Немногим и старше Адашев повелителя: 20 лет всего красавцу Алексею. Смуглолицый, сухощавый, но, очевидно, сильный, мускулистый станом, он уж третий год как женат на Анастасии Сатиной, роду старинных Козельских князей, чуть не Рюриковичей. Только то колено, от которого жена Адашева идет, потеряло во дни какой-то старой опалы свое княжеское имя и звание… А все же старинный, почетный их род… Адашев незнатен. Скорей торгового роду, чем боярского. Но отец его, Федор, потомок итальянских выходцев, проживавших многие годы в Суроже, часто толковал:
— Предки мои были из тех торговых людей, владычных купцов, какие и флорентийским престолом владели и в венецианских дворцах на тронах сиживали.
Так люди и почитали Адашевых. Особенно Макарий, митрополит, ценил Федора. Правой рукой своей его называл. Сына его старшего, Алексея, по дружбе сперва приблизил. А потом за ум, за способности, за чистую душу как родного полюбил…

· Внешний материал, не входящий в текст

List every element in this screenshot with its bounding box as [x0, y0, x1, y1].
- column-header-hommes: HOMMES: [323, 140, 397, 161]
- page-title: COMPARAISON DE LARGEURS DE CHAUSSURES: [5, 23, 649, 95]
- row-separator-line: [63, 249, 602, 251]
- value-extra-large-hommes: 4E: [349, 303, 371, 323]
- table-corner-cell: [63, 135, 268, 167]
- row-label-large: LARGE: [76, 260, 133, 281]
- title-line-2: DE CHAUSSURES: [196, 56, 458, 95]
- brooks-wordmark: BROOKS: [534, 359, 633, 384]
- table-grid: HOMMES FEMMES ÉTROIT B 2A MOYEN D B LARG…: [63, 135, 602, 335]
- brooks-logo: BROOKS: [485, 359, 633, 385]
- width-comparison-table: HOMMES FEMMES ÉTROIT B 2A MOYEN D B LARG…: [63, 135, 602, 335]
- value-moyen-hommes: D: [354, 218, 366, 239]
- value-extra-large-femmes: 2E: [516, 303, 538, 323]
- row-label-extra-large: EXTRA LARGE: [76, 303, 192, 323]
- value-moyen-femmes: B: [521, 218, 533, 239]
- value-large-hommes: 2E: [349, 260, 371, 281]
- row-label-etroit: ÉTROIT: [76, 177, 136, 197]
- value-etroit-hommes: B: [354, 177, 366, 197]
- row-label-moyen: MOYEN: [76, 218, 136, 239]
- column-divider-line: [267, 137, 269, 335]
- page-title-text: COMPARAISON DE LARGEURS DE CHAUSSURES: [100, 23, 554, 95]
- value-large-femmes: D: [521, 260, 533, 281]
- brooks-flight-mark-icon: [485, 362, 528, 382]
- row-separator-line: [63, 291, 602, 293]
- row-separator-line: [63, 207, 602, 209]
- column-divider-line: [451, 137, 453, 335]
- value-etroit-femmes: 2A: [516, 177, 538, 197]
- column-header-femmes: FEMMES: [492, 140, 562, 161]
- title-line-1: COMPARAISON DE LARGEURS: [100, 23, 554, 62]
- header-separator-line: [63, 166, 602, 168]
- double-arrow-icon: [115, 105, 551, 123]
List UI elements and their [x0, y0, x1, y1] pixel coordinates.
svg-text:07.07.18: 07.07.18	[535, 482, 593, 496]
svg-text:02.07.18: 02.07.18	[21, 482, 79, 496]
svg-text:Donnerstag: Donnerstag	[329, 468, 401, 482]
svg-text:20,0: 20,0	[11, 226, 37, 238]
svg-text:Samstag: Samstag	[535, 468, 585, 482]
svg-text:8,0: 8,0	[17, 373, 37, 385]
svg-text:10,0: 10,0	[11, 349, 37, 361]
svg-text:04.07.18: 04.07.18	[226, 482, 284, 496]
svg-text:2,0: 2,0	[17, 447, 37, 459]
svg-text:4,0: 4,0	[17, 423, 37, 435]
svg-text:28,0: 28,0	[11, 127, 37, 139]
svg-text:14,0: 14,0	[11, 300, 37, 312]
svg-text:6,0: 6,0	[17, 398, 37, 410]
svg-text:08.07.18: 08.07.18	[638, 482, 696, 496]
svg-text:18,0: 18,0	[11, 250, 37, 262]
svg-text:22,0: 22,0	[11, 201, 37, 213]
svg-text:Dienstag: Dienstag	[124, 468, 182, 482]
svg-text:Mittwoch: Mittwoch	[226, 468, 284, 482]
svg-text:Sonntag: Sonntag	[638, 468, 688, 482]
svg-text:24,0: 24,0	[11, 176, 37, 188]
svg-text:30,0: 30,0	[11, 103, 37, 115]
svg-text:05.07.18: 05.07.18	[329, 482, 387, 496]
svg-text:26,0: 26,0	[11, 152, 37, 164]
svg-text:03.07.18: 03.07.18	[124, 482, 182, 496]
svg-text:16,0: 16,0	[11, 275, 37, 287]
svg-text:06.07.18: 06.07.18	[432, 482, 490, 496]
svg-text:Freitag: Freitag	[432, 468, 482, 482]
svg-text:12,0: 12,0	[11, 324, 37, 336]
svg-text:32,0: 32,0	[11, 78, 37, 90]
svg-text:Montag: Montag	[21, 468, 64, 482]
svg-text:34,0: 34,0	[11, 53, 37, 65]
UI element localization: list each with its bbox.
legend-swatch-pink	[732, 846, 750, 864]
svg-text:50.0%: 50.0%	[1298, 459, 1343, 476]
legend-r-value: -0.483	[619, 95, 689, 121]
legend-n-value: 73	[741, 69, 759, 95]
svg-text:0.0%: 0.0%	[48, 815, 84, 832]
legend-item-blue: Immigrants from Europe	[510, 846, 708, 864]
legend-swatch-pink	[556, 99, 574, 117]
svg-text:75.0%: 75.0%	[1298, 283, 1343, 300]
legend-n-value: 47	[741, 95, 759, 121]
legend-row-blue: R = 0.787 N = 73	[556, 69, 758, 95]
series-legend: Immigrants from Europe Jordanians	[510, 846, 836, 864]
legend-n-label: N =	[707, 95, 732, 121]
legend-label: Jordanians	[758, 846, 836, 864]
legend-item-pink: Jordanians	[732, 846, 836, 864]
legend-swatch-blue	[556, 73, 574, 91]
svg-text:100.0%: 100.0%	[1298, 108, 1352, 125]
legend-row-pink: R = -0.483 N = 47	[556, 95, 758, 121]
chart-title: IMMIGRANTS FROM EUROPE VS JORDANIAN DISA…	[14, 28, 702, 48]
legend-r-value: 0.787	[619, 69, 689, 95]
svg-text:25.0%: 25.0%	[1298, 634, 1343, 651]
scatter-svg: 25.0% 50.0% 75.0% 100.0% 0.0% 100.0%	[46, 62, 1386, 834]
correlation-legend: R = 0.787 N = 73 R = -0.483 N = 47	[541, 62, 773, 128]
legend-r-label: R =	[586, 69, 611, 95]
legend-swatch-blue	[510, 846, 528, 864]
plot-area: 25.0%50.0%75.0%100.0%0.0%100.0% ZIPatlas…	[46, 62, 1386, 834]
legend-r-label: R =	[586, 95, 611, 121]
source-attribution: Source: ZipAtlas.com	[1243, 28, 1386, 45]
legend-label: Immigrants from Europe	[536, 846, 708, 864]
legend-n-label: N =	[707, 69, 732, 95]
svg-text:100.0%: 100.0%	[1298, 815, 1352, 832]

Третий с ними Сильвестр-протопоп всегда. Выезжая из Новгорода, желая не одиноким быть на Москве, Макарий, недавно избранный на престол митрополичий, потянул за собой и Сильвестра, друга и приятеля своего старого. Если не умом блестящим, так примером чистой жизни, преданностью Макарию мил этот священник новому первосвятителю всея Руси. Высокий сан, поставивший кроткого, умного, образованного Макария чуть ли не наряду с самим Иваном-царем, конечно, приносил за собою много силы и почести. Но немало было завистников и врагов у каждого, кто бы ни забрался на высокое седалище первосвятителя московского.